Let us start by looking back to the world of software engineering, where large-scale enterprise applications follow a DevOps methodology to drive continuous integration (CI) and continuous deployment (CD) and ensure high software quality. The DevOps process deals with versioned code being pushed through the software engineering value cycle.
Now let’s come back to the world of machine learning. One or more data scientists in your team has built a set of ML models, which have been tested in a controlled environment. The models must be deployed in a production environment, as well as continuously monitored, managed and improved upon.

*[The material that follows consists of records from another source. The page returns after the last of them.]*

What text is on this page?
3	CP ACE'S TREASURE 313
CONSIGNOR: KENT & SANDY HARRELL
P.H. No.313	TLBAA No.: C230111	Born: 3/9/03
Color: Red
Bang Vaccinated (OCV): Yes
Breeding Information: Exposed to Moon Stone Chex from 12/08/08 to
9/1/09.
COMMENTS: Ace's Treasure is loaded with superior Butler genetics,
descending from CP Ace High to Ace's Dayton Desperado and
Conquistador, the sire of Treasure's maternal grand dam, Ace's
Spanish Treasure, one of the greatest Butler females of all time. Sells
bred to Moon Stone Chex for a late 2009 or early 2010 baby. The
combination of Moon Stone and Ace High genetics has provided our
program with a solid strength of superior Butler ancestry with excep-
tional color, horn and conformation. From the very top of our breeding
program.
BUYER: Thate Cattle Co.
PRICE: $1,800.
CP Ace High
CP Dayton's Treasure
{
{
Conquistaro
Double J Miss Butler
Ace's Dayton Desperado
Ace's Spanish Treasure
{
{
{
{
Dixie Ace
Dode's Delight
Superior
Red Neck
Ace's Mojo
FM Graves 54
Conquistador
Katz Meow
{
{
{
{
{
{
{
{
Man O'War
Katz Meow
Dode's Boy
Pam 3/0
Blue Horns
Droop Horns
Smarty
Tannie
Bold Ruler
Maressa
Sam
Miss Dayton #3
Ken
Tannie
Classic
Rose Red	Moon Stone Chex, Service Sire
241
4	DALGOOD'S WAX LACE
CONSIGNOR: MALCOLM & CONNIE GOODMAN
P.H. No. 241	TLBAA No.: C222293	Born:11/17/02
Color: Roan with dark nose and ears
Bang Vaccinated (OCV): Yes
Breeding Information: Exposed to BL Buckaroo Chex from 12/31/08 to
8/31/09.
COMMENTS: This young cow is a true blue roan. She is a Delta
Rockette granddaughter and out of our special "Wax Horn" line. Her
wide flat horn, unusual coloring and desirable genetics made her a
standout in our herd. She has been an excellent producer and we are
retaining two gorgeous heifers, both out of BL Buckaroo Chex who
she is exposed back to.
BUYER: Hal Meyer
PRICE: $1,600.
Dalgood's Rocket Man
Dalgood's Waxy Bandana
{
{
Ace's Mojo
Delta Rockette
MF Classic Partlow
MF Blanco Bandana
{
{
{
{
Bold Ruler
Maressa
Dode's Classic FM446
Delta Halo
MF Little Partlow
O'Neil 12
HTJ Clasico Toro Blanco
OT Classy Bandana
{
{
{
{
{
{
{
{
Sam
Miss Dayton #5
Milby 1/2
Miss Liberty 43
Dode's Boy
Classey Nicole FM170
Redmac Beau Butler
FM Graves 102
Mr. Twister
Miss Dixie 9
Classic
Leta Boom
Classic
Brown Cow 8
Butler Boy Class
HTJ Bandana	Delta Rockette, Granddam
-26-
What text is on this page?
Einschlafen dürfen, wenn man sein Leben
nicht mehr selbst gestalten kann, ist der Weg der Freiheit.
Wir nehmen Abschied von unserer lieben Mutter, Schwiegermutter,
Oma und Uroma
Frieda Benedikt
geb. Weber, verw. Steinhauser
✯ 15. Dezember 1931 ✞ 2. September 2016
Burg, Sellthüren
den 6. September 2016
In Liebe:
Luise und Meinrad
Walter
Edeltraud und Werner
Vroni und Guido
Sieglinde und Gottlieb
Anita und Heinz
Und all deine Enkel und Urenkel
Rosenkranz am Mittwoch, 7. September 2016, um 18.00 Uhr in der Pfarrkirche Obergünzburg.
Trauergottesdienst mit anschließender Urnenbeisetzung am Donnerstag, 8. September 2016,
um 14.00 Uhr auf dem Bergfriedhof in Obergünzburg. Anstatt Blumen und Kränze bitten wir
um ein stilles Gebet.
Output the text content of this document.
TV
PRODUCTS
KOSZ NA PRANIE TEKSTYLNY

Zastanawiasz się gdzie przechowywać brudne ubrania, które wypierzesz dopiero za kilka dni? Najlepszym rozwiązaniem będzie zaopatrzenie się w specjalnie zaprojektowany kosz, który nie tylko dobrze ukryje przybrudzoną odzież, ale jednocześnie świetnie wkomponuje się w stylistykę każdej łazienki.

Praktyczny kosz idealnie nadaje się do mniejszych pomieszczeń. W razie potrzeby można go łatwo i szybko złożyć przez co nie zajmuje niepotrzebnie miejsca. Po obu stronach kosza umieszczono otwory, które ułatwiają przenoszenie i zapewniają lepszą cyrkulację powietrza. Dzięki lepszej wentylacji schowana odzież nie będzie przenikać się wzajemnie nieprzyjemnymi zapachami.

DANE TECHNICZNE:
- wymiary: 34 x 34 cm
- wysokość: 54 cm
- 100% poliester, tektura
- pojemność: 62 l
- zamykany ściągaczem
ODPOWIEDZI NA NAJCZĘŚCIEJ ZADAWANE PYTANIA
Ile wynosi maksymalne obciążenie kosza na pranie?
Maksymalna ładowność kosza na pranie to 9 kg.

Which is how we come to MLOps. Quoting from Wikipedia, “MLOps (a compound of “machine learning” and “operations”) is a practice for collaboration and communication between data scientists and operations professionals to help manage production ML (or deep learning) lifecycle. Similar to the DevOps or DataOps approaches, MLOps looks to increase automation and improve the quality of production ML while also focusing on business and regulatory requirements.
MLOps is not just about the moving of versioned code.
It is the moving of versioned code, data and models.
MLOps is not just about the moving of versioned code. It is the moving of versioned code, data and models. But how good are we at versioning all of these? Data scientists focus on building a best in class model, and not in documenting their code and model parameters in a standard manner. Inconsistent document standards and incomplete information on codes and models, especially legacy codes which business requires be integrated now with new ML models – in short, inconsistent production acceptance criteria – present the first big challenge in setting up your ML models for scale.
Because ML models have been created in controlled environments, thought is often not given to the computational needs of deploying them in a production scale environment. This leads to an underestimation of computational needs, in turn leading to very high compute needs, drastically reducing the ROI of the project.